Given the re/code presentation time restraints, Kaufman then outlined a few “big things” that DARPA is working on. But last week DARPA’s Information Innovation Office (I2O) showed off over 100 wild projects during DARPA Demo Day 2014, a science fair at the Pentagon. Those were broken down into four main categories: cyber, big data, language and warfighter apps. Although those are all worth looking into, and this link will download a list (pdf) with summaries from DARPA’s Demo Day, let’s stick with what Kaufman highlighted at re/code.

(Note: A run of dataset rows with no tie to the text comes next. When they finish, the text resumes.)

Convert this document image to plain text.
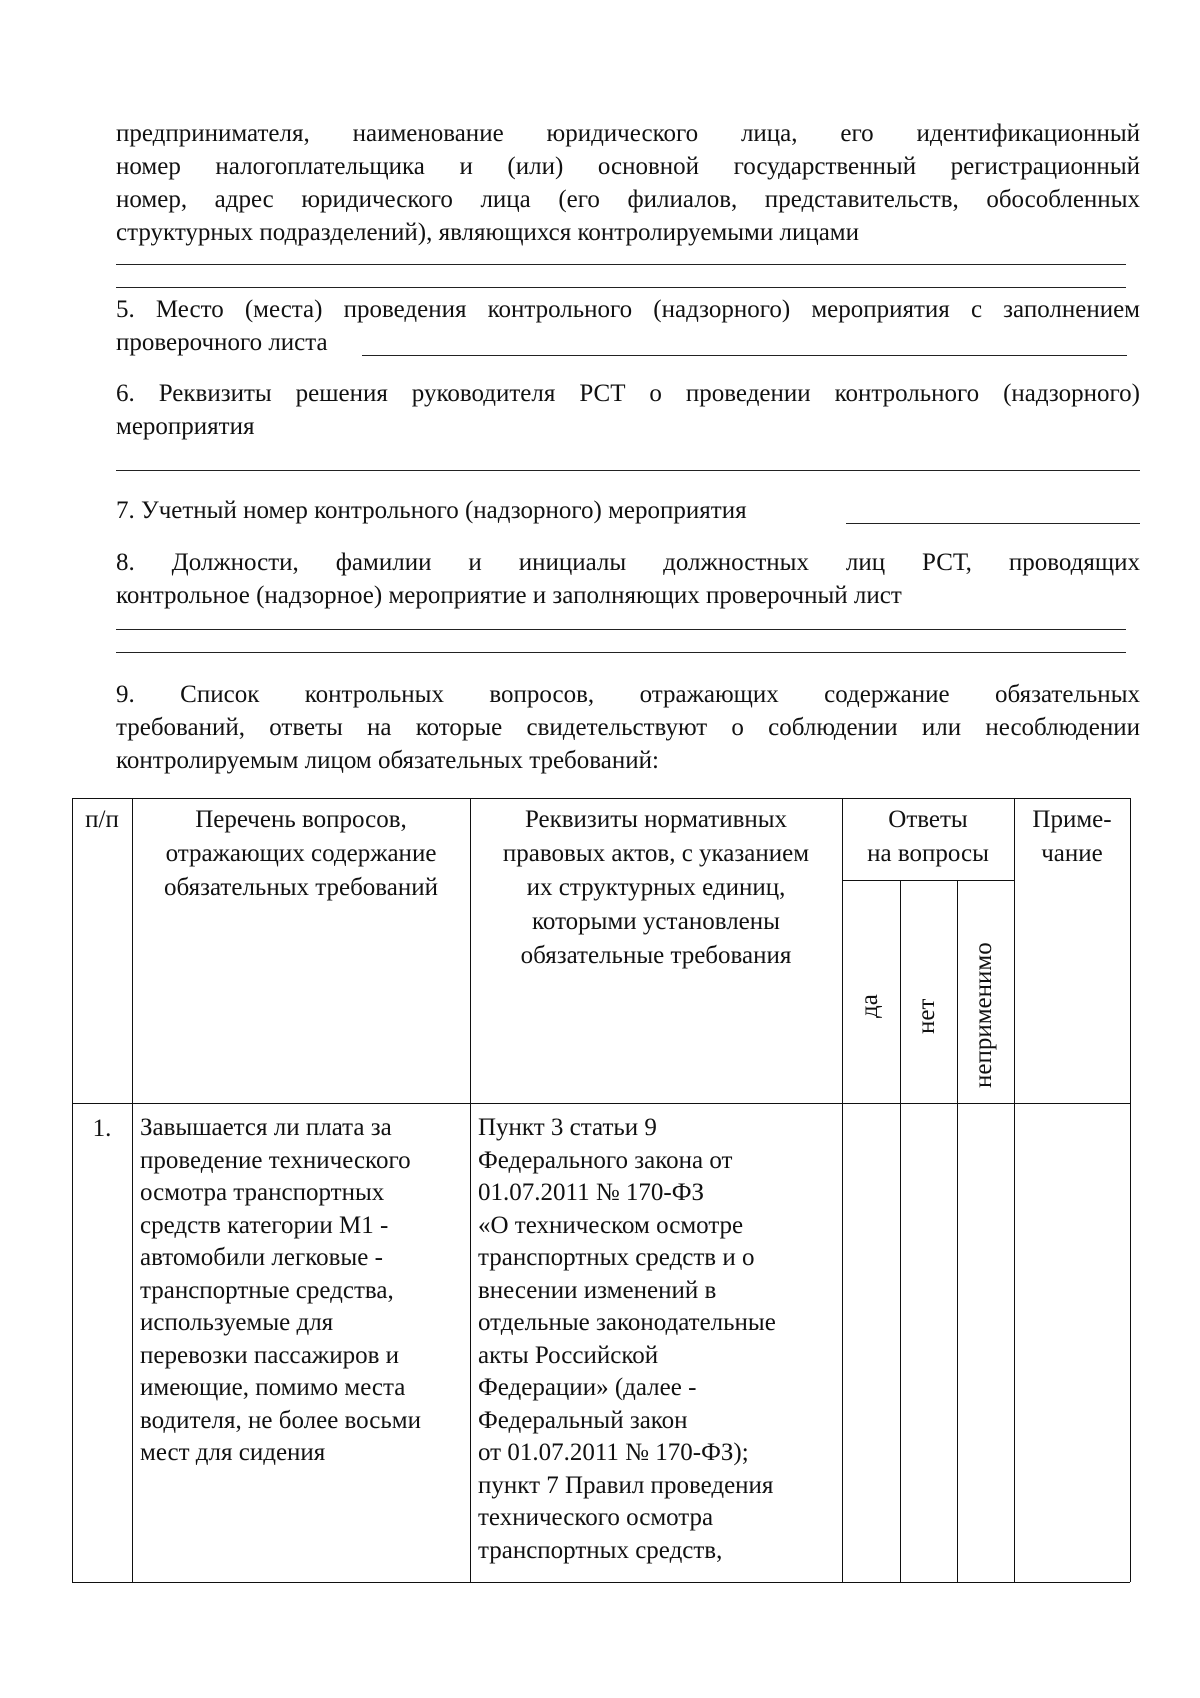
предпринимателя, наименование юридического лица, его идентификационный
номер налогоплательщика и (или) основной государственный регистрационный
номер, адрес юридического лица (его филиалов, представительств, обособленных
структурных подразделений), являющихся контролируемыми лицами
5. Место (места) проведения контрольного (надзорного) мероприятия с заполнением
проверочного листа
6. Реквизиты решения руководителя РСТ о проведении контрольного (надзорного)
мероприятия
7. Учетный номер контрольного (надзорного) мероприятия
8. Должности, фамилии и инициалы должностных лиц РСТ, проводящих
контрольное (надзорное) мероприятие и заполняющих проверочный лист
9. Список контрольных вопросов, отражающих содержание обязательных
требований, ответы на которые свидетельствуют о соблюдении или несоблюдении
контролируемым лицом обязательных требований:
п/п	Перечень вопросов,
отражающих содержание
обязательных требований
Реквизиты нормативных
правовых актов, с указанием
их структурных единиц,
которыми установлены
обязательные требования
Ответы
на вопросы
да нет неприменимо
Приме-
чание
1.	Завышается ли плата за
проведение технического
осмотра транспортных
средств категории М1 -
автомобили легковые -
транспортные средства,
используемые для
перевозки пассажиров и
имеющие, помимо места
водителя, не более восьми
мест для сидения
Пункт 3 статьи 9
Федерального закона от
01.07.2011 № 170-ФЗ
«О техническом осмотре
транспортных средств и о
внесении изменений в
отдельные законодательные
акты Российской
Федерации» (далее -
Федеральный закон
от 01.07.2011 № 170-ФЗ);
пункт 7 Правил проведения
технического осмотра
транспортных средств,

HACMS, pronounced as “hack ‘ems,” stands for High-assurance Cyber Military Systems; it’s aiming to make an “unhackable” system for the Internet of Things. Kaufman said there is no reason we should settle for the cycle of insecure devices, Patch Tuesdays and a nightmare Internet of Things scenario.
DARPA said of HACMS: “Such systems range from large supervisory control and data acquisition (SCADA) systems that manage physical infrastructure to medical devices such as pacemakers and insulin pumps, to computer peripherals such as printers and routers, to communication devices such as cell phones and radios, to vehicles such as airplanes and satellites.”

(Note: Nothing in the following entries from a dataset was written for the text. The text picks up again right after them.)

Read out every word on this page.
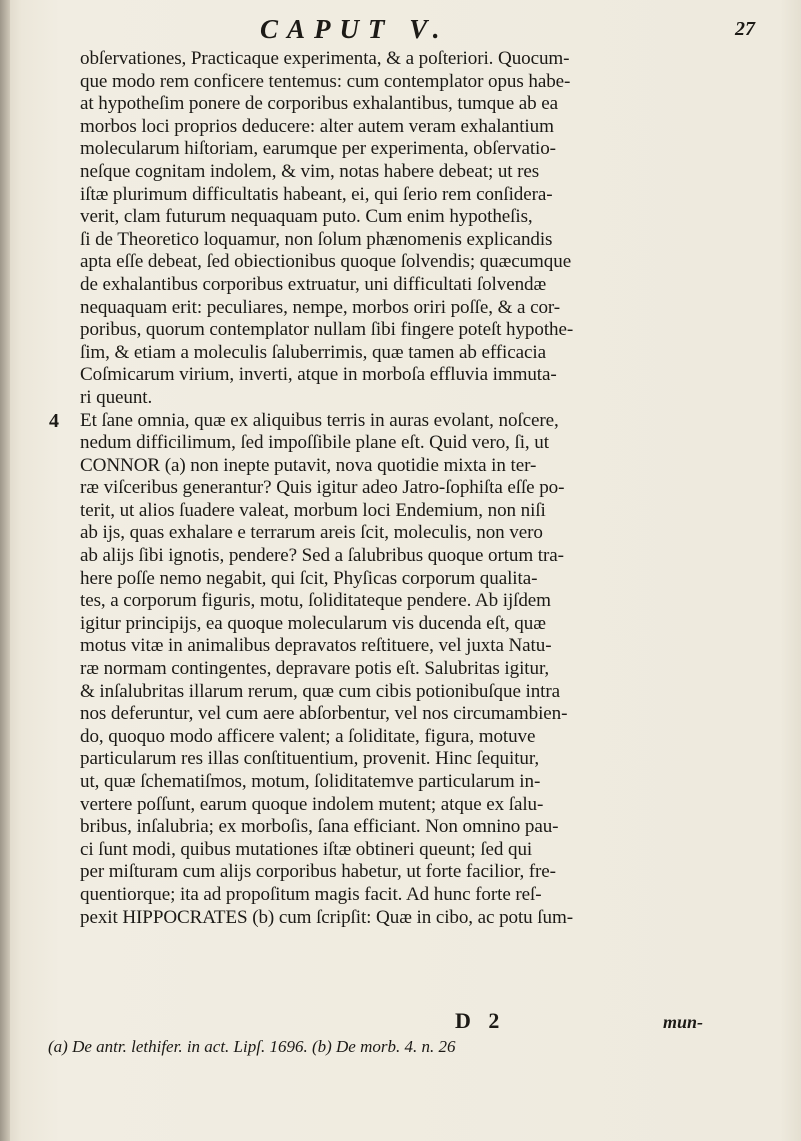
CAPUT V.	27
obſervationes, Practicaque experimenta, & a poſteriori. Quocum-
que modo rem conficere tentemus: cum contemplator opus habe-
at hypotheſim ponere de corporibus exhalantibus, tumque ab ea
morbos loci proprios deducere: alter autem veram exhalantium
molecularum hiſtoriam, earumque per experimenta, obſervatio-
neſque cognitam indolem, & vim, notas habere debeat; ut res
iſtæ plurimum difficultatis habeant, ei, qui ſerio rem conſidera-
verit, clam futurum nequaquam puto. Cum enim hypotheſis,
ſi de Theoretico loquamur, non ſolum phænomenis explicandis
apta eſſe debeat, ſed obiectionibus quoque ſolvendis; quæcumque
de exhalantibus corporibus extruatur, uni difficultati ſolvendæ
nequaquam erit: peculiares, nempe, morbos oriri poſſe, & a cor-
poribus, quorum contemplator nullam ſibi fingere poteſt hypothe-
ſim, & etiam a moleculis ſaluberrimis, quæ tamen ab efficacia
Coſmicarum virium, inverti, atque in morboſa effluvia immuta-
ri queunt.
4 Et ſane omnia, quæ ex aliquibus terris in auras evolant, noſcere,
nedum difficilimum, ſed impoſſibile plane eſt. Quid vero, ſi, ut
CONNOR (a) non inepte putavit, nova quotidie mixta in ter-
ræ viſceribus generantur? Quis igitur adeo Jatro-ſophiſta eſſe po-
terit, ut alios ſuadere valeat, morbum loci Endemium, non niſi
ab ijs, quas exhalare e terrarum areis ſcit, moleculis, non vero
ab alijs ſibi ignotis, pendere? Sed a ſalubribus quoque ortum tra-
here poſſe nemo negabit, qui ſcit, Phyſicas corporum qualita-
tes, a corporum figuris, motu, ſoliditateque pendere. Ab ijſdem
igitur principijs, ea quoque molecularum vis ducenda eſt, quæ
motus vitæ in animalibus depravatos reſtituere, vel juxta Natu-
ræ normam contingentes, depravare potis eſt. Salubritas igitur,
& inſalubritas illarum rerum, quæ cum cibis potionibuſque intra
nos deferuntur, vel cum aere abſorbentur, vel nos circumambien-
do, quoquo modo afficere valent; a ſoliditate, figura, motuve
particularum res illas conſtituentium, provenit. Hinc ſequitur,
ut, quæ ſchematiſmos, motum, ſoliditatemve particularum in-
vertere poſſunt, earum quoque indolem mutent; atque ex ſalu-
bribus, inſalubria; ex morboſis, ſana efficiant. Non omnino pau-
ci ſunt modi, quibus mutationes iſtæ obtineri queunt; ſed qui
per miſturam cum alijs corporibus habetur, ut forte facilior, fre-
quentiorque; ita ad propoſitum magis facit. Ad hunc forte reſ-
pexit HIPPOCRATES (b) cum ſcripſit: Quæ in cibo, ac potu ſum-
D 2	mun-
(a) De antr. lethifer. in act. Lipſ. 1696. (b) De morb. 4. n. 26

Although HACMS will be designed to make everything safe, not everything will be made with that technology. “Even if HACMS succeeds, creating software that can beat the best hackers in the world in real time is hard. Before you laugh, remember everyone laughed when we said a computer could beat a human at chess,” Kaufman said. “When we get good enough, a computer will beat all the hackers one day.”
Regarding DARPA’s Cyber Grand Challenge, he mentioned the Def Con security conference and the “capture the flag” (CTF) contest. If you don’t know, then it’s a competition among some of the very best hackers in the world. Kaufman said, “One day we imagine that we will enter a tournament like that and then hackers, too, will fall.”
Although sometimes the stuff DARPA dreams up is so crazy that it can scare the stuffing of you, if anyone can come up with a system that can beat any and all attackers, DARPA can. If there are any takers that want a piece of that action, do you suppose the computer will first ask, “Shall we play a game?”